CPG 3655
Author Apollinaris
Greek Text Lietzmann, Apollinaris von Laodicea und seine Schule: Texte und Untersuchungen, 233-235.

Fragment 112: If the Word is consubstantial with the body, it is not united to itself. It was united to the body, therefore it is not consubstantial with it. If the body is consubstantial with the Word, it was not beheld and touched. For it would be both invisible and untouchable if consubstantial. John says, “We have seen and touched” (Jn 1:14). Therefore the spirit of the Lord and the body are not consubstantial. But the invisible and the untouchable was joined to the visible and touchable for a union. Therefore also he became visible and touchable in it. The one who says the body is consubstantial with God blasphemes the bodiless as having a body. For the Son, consubstantial with the Father, has his own properties even after being united to the flesh. And he has not been divided from his own body because he is consubstantial with God, not that the body is considered consubstantial.

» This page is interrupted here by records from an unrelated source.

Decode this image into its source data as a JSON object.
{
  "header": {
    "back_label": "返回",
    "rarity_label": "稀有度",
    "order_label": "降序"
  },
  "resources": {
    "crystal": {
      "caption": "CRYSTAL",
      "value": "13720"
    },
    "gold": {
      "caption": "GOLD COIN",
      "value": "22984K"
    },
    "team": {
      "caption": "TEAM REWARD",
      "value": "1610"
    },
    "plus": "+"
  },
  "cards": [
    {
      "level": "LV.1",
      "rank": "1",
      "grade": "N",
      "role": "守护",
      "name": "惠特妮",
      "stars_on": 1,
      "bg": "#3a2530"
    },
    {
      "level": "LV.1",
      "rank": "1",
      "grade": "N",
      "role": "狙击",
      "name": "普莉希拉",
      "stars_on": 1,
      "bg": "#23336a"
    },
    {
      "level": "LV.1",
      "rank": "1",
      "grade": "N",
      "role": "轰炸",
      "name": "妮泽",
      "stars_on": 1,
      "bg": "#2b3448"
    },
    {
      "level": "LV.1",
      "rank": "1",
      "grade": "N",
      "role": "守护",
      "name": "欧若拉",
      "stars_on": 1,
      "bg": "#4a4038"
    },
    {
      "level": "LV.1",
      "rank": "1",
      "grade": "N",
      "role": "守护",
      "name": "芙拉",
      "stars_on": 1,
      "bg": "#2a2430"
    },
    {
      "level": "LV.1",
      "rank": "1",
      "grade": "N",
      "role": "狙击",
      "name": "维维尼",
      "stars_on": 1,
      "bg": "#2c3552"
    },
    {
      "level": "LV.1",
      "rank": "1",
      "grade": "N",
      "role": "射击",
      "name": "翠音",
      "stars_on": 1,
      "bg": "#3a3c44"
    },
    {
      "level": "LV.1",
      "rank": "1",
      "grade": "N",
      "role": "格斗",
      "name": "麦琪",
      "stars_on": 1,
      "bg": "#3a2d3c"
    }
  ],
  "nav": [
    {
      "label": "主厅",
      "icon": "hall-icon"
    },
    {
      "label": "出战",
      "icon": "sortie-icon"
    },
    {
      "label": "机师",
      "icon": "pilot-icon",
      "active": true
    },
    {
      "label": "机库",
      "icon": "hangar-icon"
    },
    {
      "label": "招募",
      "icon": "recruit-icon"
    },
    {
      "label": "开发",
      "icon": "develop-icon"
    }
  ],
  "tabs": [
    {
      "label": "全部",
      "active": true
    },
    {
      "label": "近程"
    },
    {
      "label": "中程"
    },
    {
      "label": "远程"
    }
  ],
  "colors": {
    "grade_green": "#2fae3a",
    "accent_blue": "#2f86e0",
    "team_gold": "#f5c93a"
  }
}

Fragment 113: They become a middle for diverse qualities coming together into on, like in a mule is produced the quality of a donkey and of a horse, and in the color gray the quality of white and black, and in the air the quality of winter and summer—spring. No middle has each of the extremes mixed in entirely but partially. The middle of God and men is in Christ. Therefore he is neither whole man nor God but a mixing of God and man.

Fragment 114: How is he not true God who says, “This much time I have been with you and you do not know me, Philip?” (Jn 14:9)? He signifies his time spent as a man with men by “This much time” and points out that the man is God such that it is not shameful to say that such a man is consubstantial with God since he is known by the Father’s form of deity as matter is by the body.

Fragment 115: So he does not make the divine human by a division which is in keeping with the body in equality with God in making and renewing. It is impossible that another nature, the humanity of Christ, be defined by the boundary of a man as the body of a man and not of God, in keeping with the body in equality with God.

Fragment 116: His flesh makes us alive because of the deity which accompanies it. The divine is what gives life. Therefore the flesh is divine because it was joined together to God. And it saves, and we are saved by partaking of it like nourishment. If that which nourishes and is at work in the nourished, is consubstantial with it, it is not likewise nourished. And if that which gives life is not given life like that which is given life it is not consubstantial with it. For then it would be a body of death such as ours, which needed to be made alive. The body of Christ is not a body of death but of life. Therefore the divine is not consubstantial with the human.